HEFFNER: But it’s interesting, Paul – excuse me – you say you don’t know whether we can, it’s a question. Yet this is one of the clichés in the press, the phrase is frequently seen, finding the means to bury it adequately.
HEFFNER: I doubt that many of the rest of us plain citizens have any thought but that it’s just a question of finding out where to bury it.
MARKS: It’s much more complex. It’s much more complex than just…Well, in an ultimate sense, if there is a place we can bury it safely, then obviously that’s the question: where to bury it. But that’s a very, very complicated, technically complicated question.
HEFFNER: And in the meantime, before it’s resolved?
MARKS: In the meantime, we’re sitting with it. And we also have the option of considering reprocessing spent fuel rods. This is being done in certain countries. The technology for reprocessing is available. There are questions, very serious questions, with regard to the safety of these processes, with regard to our ability to maintain adequate inventory, security. These are all major technological questions. And these are issues which require a great deal of effort and research to resolve. And it’s not an easy question. I mean, the fact is, Dick, that this country made a commitment to go forward with nuclear energy in the early 50s. And as is the case with so many of the applications of technology in our society, the long-term consequences of those decisions were not fully thought out in part because we didn’t have enough facts to fully think them out.
HEFFNER: Paul, if you could wave that magical wand, medical or otherwise, and put the genie back in the bottle, would you do it? That is, I know, a tough one.
MARKS: Well, as a scientist, I guess I have to say if you’re asking in 1954…
HEFFNER: No, today.
MARKS: No, knowing what I know today, in 1954…
MARKS: … would I have stopped it all? I guess I would have said that I probably would have been inclined not to go to the use of nuclear energy as a source of energy in this country. But I don’t know that that is really a constructive way to think about the problem, because, in a sense, the application of nuclear science for the production of energy is an example, with all its problems and benefits, of the application of so many other types of technology. It’s more dramatic because of the potential consequences not only to those of us alive today but to generations to come if there was a devastation climactic accident. But the fact is that many other technologies that have been applied in our society have, in fact, turned out to have much more undesirable consequences, to date at least, than has nuclear energy.
HEFFNER: We’ve got about 45 seconds. Let me ask the most important question of all perhaps. Have we been affected by it in terms of the contamination of our society? Of our air, of our land, of our food? What’s your medical judgment?

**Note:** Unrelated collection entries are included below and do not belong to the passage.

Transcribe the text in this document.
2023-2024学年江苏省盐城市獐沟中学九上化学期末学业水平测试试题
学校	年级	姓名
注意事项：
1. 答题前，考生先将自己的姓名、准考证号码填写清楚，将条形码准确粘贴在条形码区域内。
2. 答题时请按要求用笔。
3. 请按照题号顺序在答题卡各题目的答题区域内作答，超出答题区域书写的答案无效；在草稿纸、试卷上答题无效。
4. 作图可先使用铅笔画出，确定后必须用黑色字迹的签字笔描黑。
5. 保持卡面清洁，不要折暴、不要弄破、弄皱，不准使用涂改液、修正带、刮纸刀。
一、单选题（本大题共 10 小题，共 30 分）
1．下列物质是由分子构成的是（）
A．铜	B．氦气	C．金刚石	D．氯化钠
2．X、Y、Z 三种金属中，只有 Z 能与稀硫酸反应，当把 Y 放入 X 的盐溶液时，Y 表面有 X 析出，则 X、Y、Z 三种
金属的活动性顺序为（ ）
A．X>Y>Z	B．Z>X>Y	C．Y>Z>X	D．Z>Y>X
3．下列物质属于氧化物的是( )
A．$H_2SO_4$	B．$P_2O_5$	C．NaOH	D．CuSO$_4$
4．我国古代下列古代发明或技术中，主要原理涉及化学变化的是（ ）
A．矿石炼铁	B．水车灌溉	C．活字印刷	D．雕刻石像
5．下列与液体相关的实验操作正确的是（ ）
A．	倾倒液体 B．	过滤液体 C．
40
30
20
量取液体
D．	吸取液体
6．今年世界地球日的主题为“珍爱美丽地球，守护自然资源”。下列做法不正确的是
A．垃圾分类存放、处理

MARKS: Well, my medical judgment is that the use of, that nuclear energy has probably increased, if you will, the background to some small percentage, certainly in many areas of the country.
HEFFNER: And that’s a sad note, but it’s the one we have to end on. Thanks very much, Dr. Paul Marks, for joining me today on THE OPEN MIND.
And thanks, too, to you in the audience. I hope that you will join us again here on THE OPEN MIND. Meanwhile, as an old friend used to say, “Good night, and good luck”.